Tuesday, June 24, 2008
An excerpt from a reflection I wrote prior to my ordination:
Knowing how different my experience of being a Jesuit has been than what I at first thought it might be, I’m not sure that I can fully appreciate now what I am in for as I become a priest. But, at least at this point, being a priest for me has to do with “real presence.” The analogy to our belief about Christ’s real presence in the Eucharist we receive when we gather to worship is deliberate, as certainly one of the things I most look forward to as a priest is the privilege of helping others to encounter Christ in the Sacraments. In my preparations in the past months for these ministries, I know I have only begun to get a glimpse of the graces which God might offer to others through me in this way. I also speak of “real presence,” however, in terms of how I already understand myself as a priest.
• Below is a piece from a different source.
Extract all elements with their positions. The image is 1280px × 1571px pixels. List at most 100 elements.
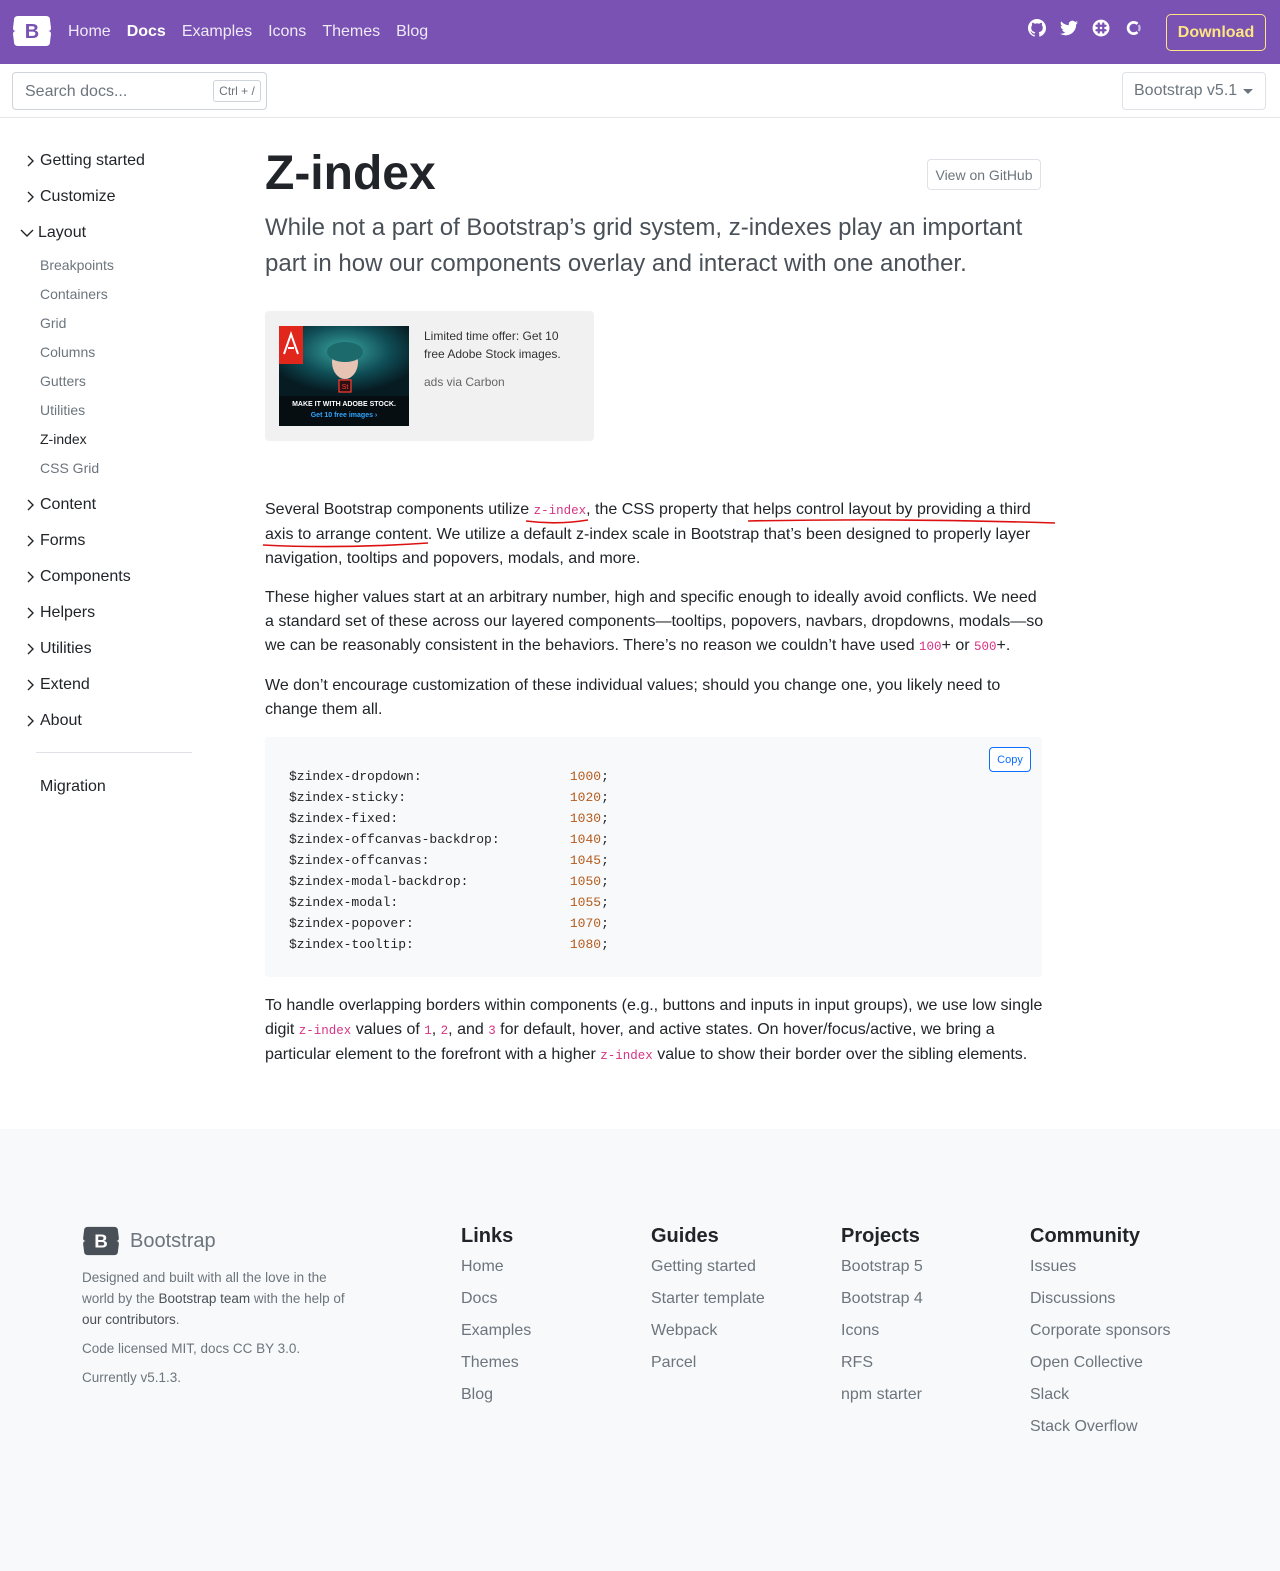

In my years of formation, though I have sometimes regretted that I could not offer others the consolation of the sacraments, I have come to realize that beyond words and actions, often the greatest gift I have to offer to people is to be there for them sometimes to pray, sometimes to talk, sometimes to hold their hands or simply just to sit in silence. I have also learned that though there are many gifted in other ways whom I would like to be like, that God makes best use of me when I’m not trying to be “super-Jesuit” or “super-priest,” but rather when I offer others the gifts God has given me, and myself, warts and all. Though I strive to be holy, I find that much more often people thank me for being real.
There are still ways in which I find myself at times running away from being all that God want me to be. I’m not always as patient, generous or Christ-like as I strive to be. Fear, or lack of confidence, while less likely now to cause me to run away, can still hinder my progress in God. Yet, still so often, like on that day at the hospital when I surprised myself with my ability to mourn with three families in one night, I look back in awe at how God’s grace was able to accomplish something through me that I alone could not have done. It’s with trust that God will continue to do so that I confidently offer myself for service as a priest. My ordination card captures the Gospel scene which reflects a similar trust. Peter, despite all his faults, is able, at Jesus’ invitation, to walk on water! He doesn’t let a sea get in the way of his running toward Jesus. And even when his confidence wanes and he begins to sink, he knows that Jesus will hear his cry for help and pull him from the water so that he might live to do even more extraordinary things another day.God has shown a similar faithfulness to me in the best and worst times these past years, especially in the gifts of family, friends, colleagues and brother Jesuits with whom I’ve shared those times. On the morning of June 14, 2008, when the call goes out for those to be ordained, I will be mindful of that faithfulness and thankful for all these gifts when I declare myself “present.”
Suddenly my life is new. And there has been some call to say something about it. So, I'm going to try to offer some reflections in the next few weeks on the first months of priesthood. I have been a priest for ten days and already it's clear that almost 11 years of preparation doesn't keep it from being a new an different experience once it's a reality. I have a new identity, and it's going to take some working out of what precisely that means. And it might be of interest to a few others to have a glimpse of that process. So, I'll share occasionally about that. Unlike my past blog, there will be no comments, but I'm happy to answer inquiries via e-mail, which can be sent by means of the link in my profile.